Real-world applications

• Insurance pricing. Premiums above expected loss are sustainable only because policyholders are risk-averse (concave u). A 25-year-old buying $500,000 of term life at $300/year — when the expected payout is $200/year — is paying a 50% premium for variance reduction.
• Asset pricing. The Lucas (1978) consumption-CAPM derives the equity premium from CRRA expected utility. Mehra-Prescott (1985) flagged the puzzle — required risk aversion γ ≈ 25 to fit historical premiums vs the empirical γ ≈ 3 from micro data.
• Optimal portfolio. Merton's (1969) continuous-time intertemporal model gives the famous f* = (μ−r)/(γσ²) Merton-share — a direct EU optimization result.
• Decision analysis. Howard Raiffa's 1968 Decision Analysis turned vNM utility into a practitioner toolkit; oil exploration, medical decision-making, and military targeting all run on assessed certainty-equivalents.
• Health economics. Quality-adjusted life years (QALYs) implicitly aggregate health states using EU; cost-effectiveness thresholds (NICE £20-30k/QALY) are EU calibrations.
• Climate policy. Nordhaus's DICE model and Stern Review use EU under uncertainty over climate damages; the choice of utility curvature (γ) explains most of the disagreement between them.

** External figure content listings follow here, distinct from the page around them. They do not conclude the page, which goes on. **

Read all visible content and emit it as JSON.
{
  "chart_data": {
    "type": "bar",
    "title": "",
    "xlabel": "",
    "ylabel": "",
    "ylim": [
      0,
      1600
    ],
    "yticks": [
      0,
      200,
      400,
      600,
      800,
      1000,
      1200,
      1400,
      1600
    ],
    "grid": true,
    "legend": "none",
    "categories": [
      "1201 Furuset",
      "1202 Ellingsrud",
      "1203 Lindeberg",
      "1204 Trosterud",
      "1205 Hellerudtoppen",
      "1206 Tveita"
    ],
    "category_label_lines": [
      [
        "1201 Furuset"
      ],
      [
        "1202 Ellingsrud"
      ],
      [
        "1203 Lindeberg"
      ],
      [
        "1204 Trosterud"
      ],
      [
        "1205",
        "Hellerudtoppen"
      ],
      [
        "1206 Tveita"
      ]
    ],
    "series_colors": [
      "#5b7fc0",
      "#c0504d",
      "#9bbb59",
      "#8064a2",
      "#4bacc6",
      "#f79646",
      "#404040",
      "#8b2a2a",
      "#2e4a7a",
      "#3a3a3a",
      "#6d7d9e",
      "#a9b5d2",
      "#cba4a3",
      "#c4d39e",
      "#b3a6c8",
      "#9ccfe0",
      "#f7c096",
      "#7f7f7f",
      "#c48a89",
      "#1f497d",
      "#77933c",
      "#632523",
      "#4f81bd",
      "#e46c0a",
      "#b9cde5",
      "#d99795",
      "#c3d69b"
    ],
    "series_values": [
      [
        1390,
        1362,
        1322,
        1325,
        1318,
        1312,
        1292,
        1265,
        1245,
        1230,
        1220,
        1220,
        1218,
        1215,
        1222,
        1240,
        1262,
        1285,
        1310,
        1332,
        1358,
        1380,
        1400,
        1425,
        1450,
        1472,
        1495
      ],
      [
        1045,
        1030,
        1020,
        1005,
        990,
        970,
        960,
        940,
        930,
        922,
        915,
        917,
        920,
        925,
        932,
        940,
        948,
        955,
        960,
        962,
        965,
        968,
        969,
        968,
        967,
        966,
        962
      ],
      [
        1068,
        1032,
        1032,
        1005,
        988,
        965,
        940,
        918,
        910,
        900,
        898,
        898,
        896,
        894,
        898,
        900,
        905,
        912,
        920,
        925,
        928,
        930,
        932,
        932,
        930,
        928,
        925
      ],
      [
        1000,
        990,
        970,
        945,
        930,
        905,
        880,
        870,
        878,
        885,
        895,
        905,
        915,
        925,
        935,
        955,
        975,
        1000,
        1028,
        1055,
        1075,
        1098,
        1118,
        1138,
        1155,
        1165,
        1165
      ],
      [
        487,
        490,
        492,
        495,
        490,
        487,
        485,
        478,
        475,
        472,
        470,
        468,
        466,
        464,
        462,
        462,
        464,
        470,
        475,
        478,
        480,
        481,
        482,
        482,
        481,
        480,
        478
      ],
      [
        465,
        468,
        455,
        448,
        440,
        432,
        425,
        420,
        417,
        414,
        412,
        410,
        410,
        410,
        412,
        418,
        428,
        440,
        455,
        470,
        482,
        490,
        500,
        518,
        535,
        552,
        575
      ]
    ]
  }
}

Common pitfalls and critiques

• Treating u as a measurable quantity. u carries cardinal information about this agent's risk attitude — it is not a measure of welfare or happiness across people. Interpersonal sums require an ethical premise (utilitarianism), not anything from the theorem.
• Estimating risk aversion from one decision. Calibration paradox (Rabin 2000): plausible small-stakes risk aversion implies absurd large-stakes risk aversion under EU. Rejecting a 50/50 gamble of −$10/+$11 implies rejecting a 50/50 gamble of −$1,000/+$∞ — a clear empirical falsification.
• Forgetting that independence is empirical. The axiom is normatively appealing but descriptively false in roughly half the population for stakes near choice boundaries.
• Confusing the theorem with utilitarianism. vNM is a representation theorem about individual choice; the social welfare extension requires separate axioms (Harsanyi 1955).
• Assuming u(x) is the same in different contexts. Empirically, risk aversion over money differs by domain (investments vs gambling vs lottery tickets), suggesting reference-dependence and narrow framing — both deviations from EU.